School of Physics, State Key Laboratory of Crystal Materials, Shandong University, Jinan 250100, People's Republic of China.
Phys Chem Chem Phys. 2013 May 21;15(19):7098-105. doi: 10.1039/c3cp50233c.
Here we present first-principles calculations to investigate systematically the electronic behavior and the electron energy low-loss spectra (EELS) of monolayer, bilayer, four-layer, and bulk configurations of periodic GaX (X = S, Se), as well as the effect of mechanical strain on the electronic properties of the GaX monolayer.
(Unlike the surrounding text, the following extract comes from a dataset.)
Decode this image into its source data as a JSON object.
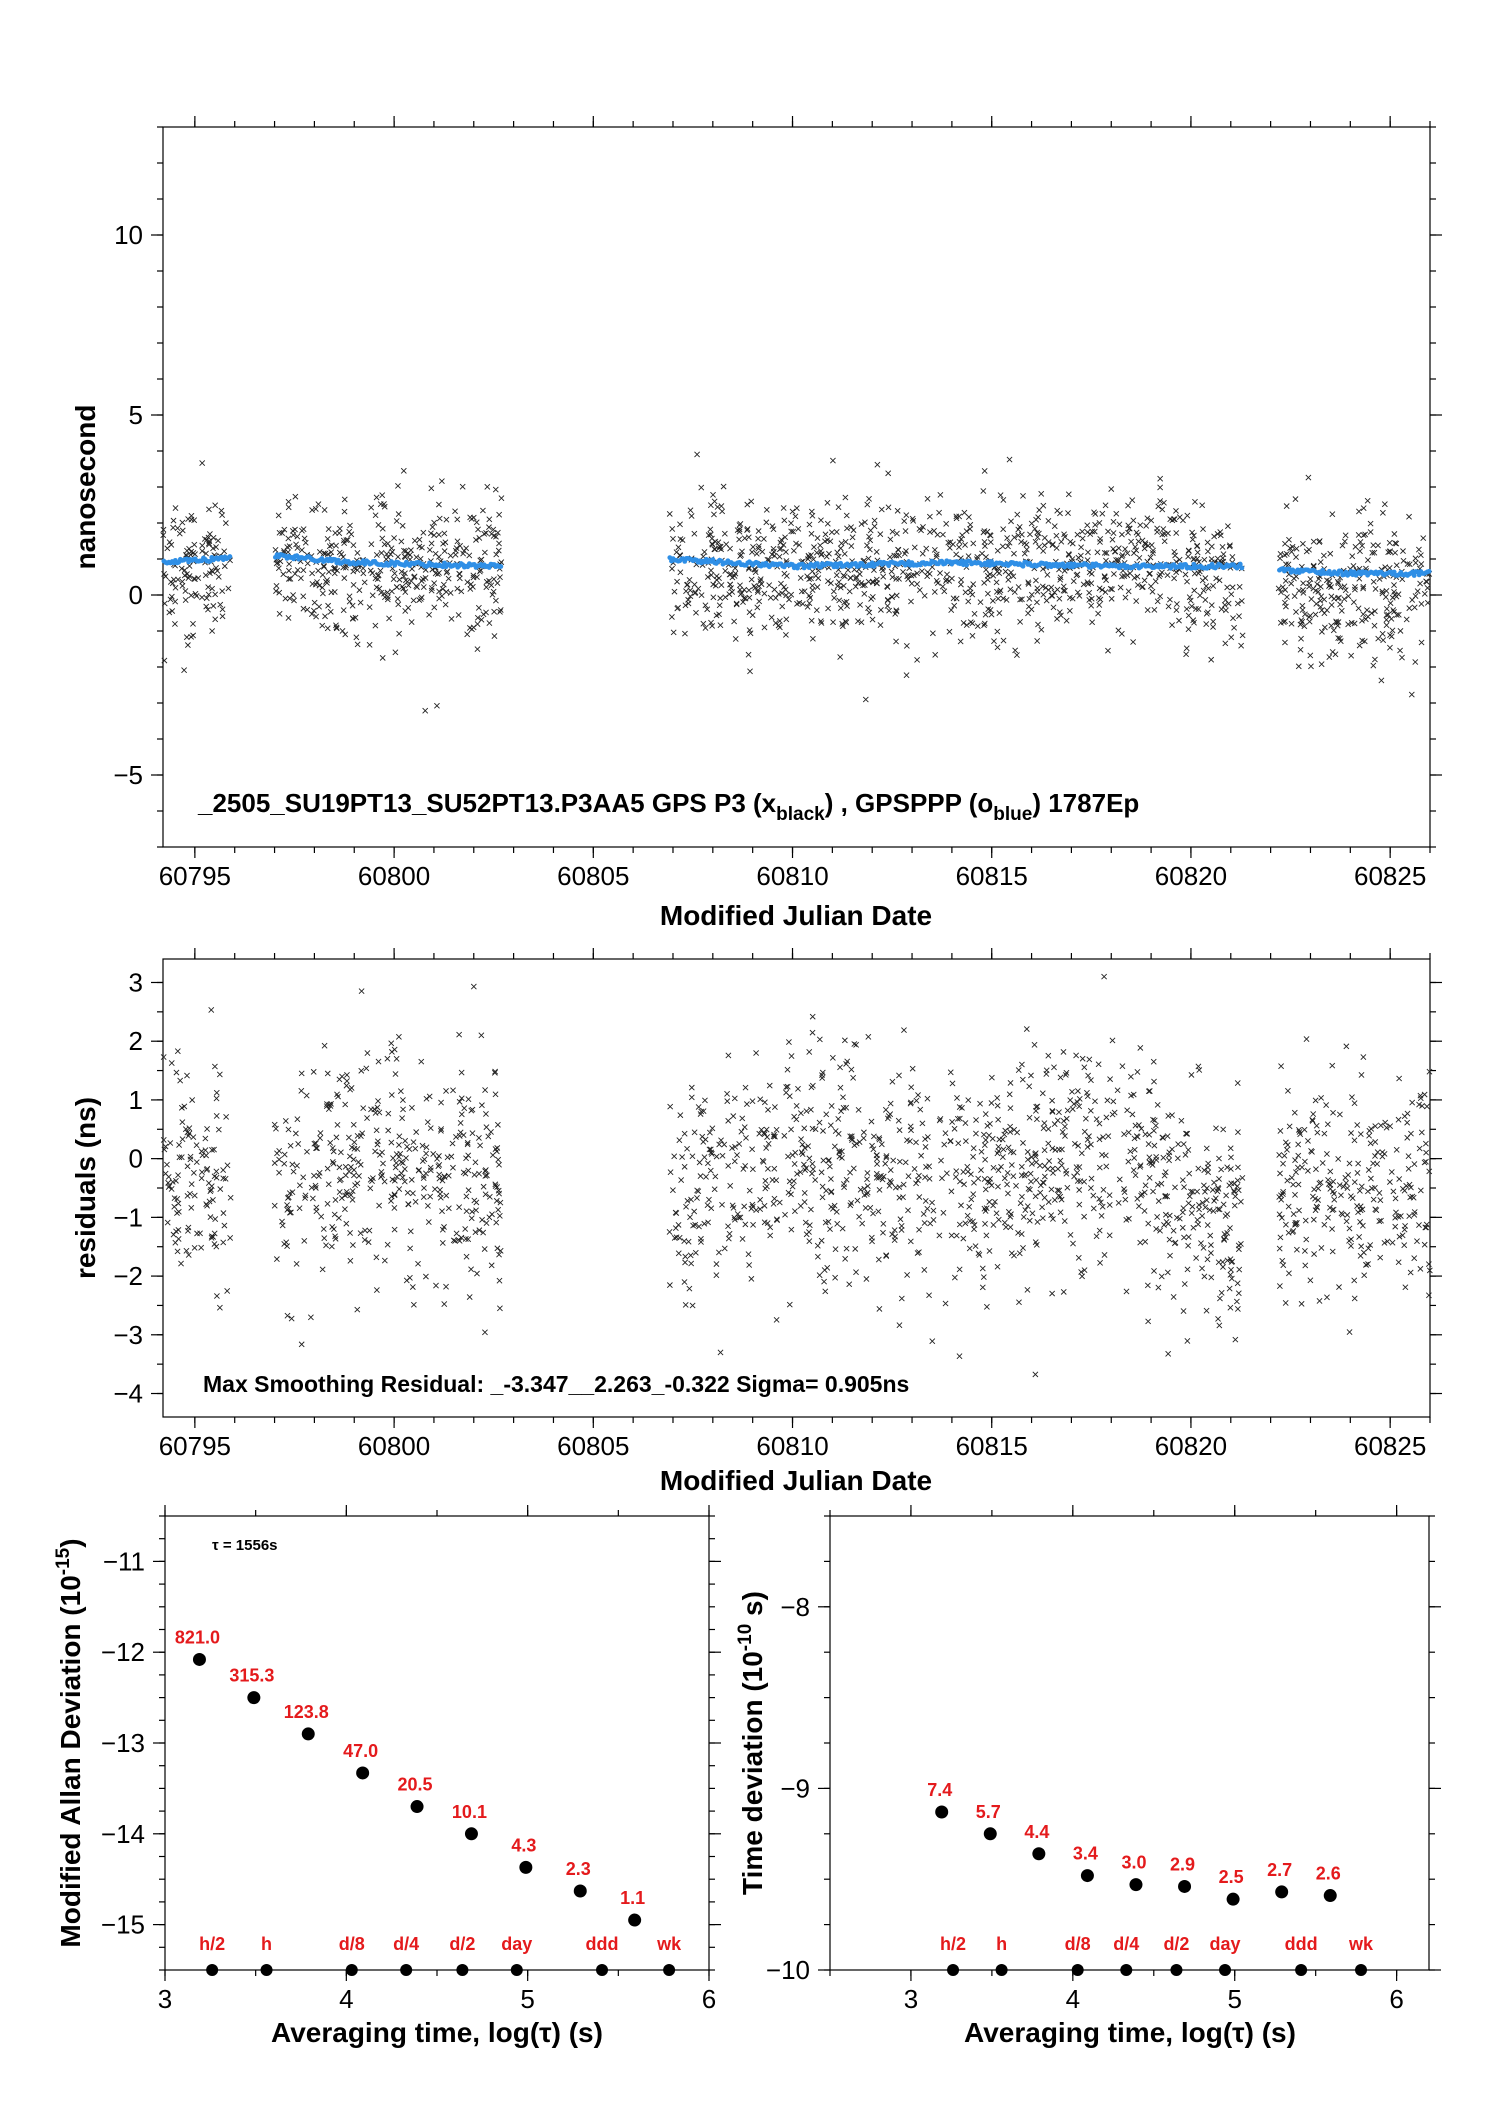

We predicate that the GaX monolayer is a semiconductor with an indirect band gap, however, the difference between the direct and indirect gaps is so small that electrons can transfer easily between this minimum with a small amount of thermal energy. Owning to strong surface effects, the electronic and dielectric properties of GaX vary drastically with number of layers in a sheet. In detail, the band gap increases from multilayer-to-single layer and EELS shifts towards larger wavelengths with a decrease in the layer thickness. Moreover, we demonstrate that the band gaps of GaX monolayers can be widely tuned by mechanical deformation, making them potential candidates for tunable nanodevices. The present study provides theoretical insight leading to a better understanding of these novel 2D structures.
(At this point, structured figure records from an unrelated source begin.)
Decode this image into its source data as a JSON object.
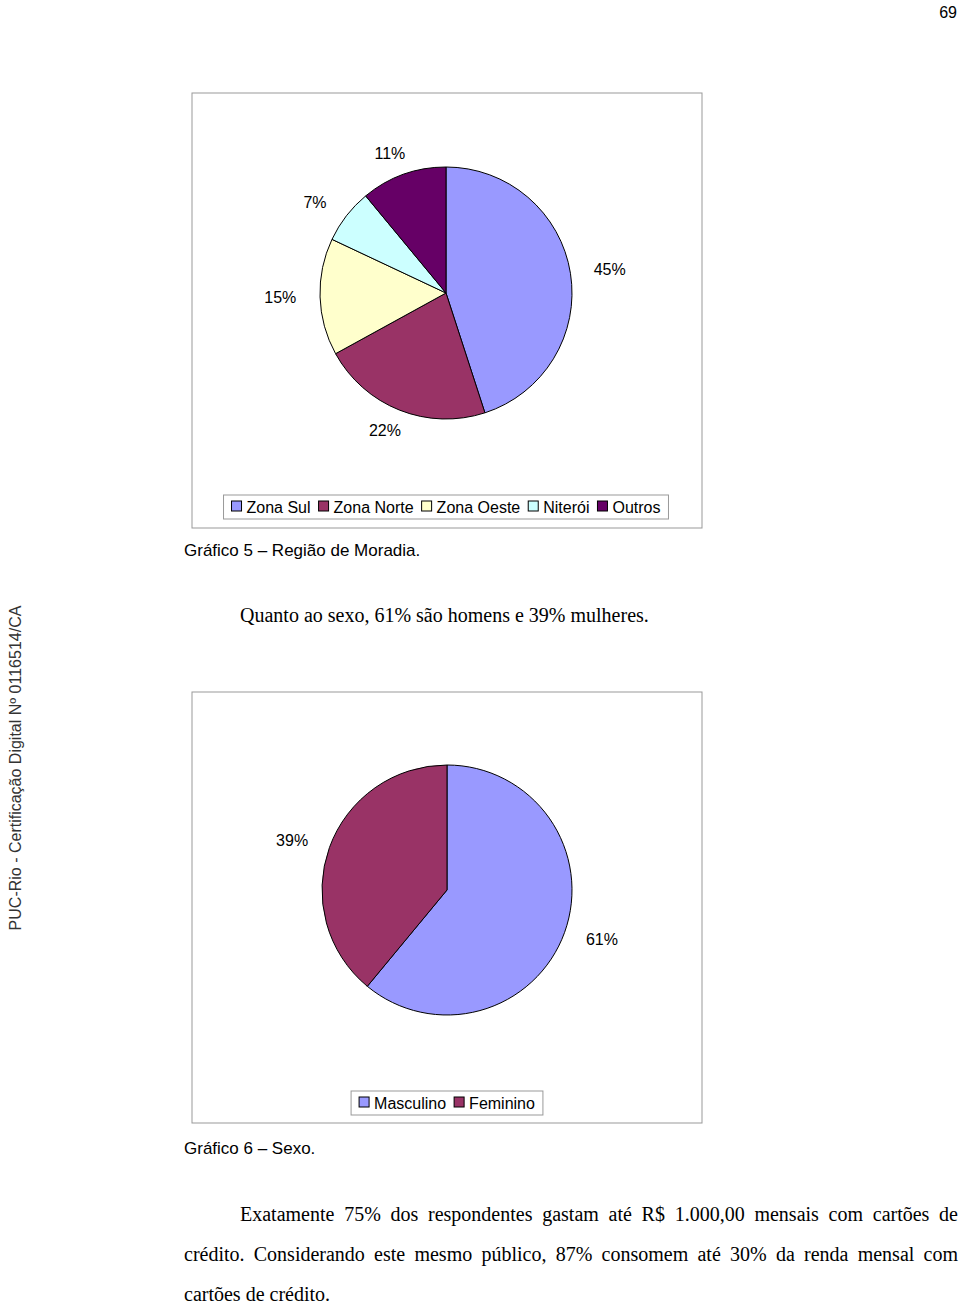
{
  "page_number": "69",
  "side_note": "PUC-Rio - Certificação Digital Nº 0116514/CA",
  "chart_data": [
    {
      "type": "pie",
      "title": "Gráfico 5 – Região de Moradia.",
      "categories": [
        "Zona Sul",
        "Zona Norte",
        "Zona Oeste",
        "Niterói",
        "Outros"
      ],
      "values": [
        45,
        22,
        15,
        7,
        11
      ],
      "value_labels": [
        "45%",
        "22%",
        "15%",
        "7%",
        "11%"
      ],
      "colors": [
        "#9999ff",
        "#993366",
        "#ffffcc",
        "#ccffff",
        "#660066"
      ],
      "data_labels": true,
      "legend": "bottom"
    },
    {
      "type": "pie",
      "title": "Gráfico 6 – Sexo.",
      "categories": [
        "Masculino",
        "Feminino"
      ],
      "values": [
        61,
        39
      ],
      "value_labels": [
        "61%",
        "39%"
      ],
      "colors": [
        "#9999ff",
        "#993366"
      ],
      "data_labels": true,
      "legend": "bottom"
    }
  ],
  "paragraphs": [
    "Quanto ao sexo, 61% são homens e 39% mulheres.",
    "Exatamente 75% dos respondentes gastam até R$ 1.000,00 mensais com cartões de crédito. Considerando este mesmo público, 87% consomem até 30% da renda mensal com cartões de crédito."
  ]
}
我们通过第一性原理计算,系统地研究了单层、双层、四层和体相 GaX(X = S、Se)的电子行为和电子能量低损失谱(EELS),以及机械应变对 GaX 单层电子性质的影响。我们预测 GaX 单层是一种半导体,具有间接带隙,但直接带隙和间接带隙之间的差异非常小,以至于电子可以在少量热能的作用下很容易地在这个最小值之间转移。由于强烈的表面效应,GaX 的电子和介电性质随片层中层数的变化而剧烈变化。具体来说,带隙从多层到单层增加,EELS 随着层厚度的减小而向较大的波长移动。此外,我们证明 GaX 单层的带隙可以通过机械变形进行广泛调节,使它们成为潜在的可调谐纳米器件的候选者。本研究提供了理论见解,有助于更好地理解这些新型二维结构。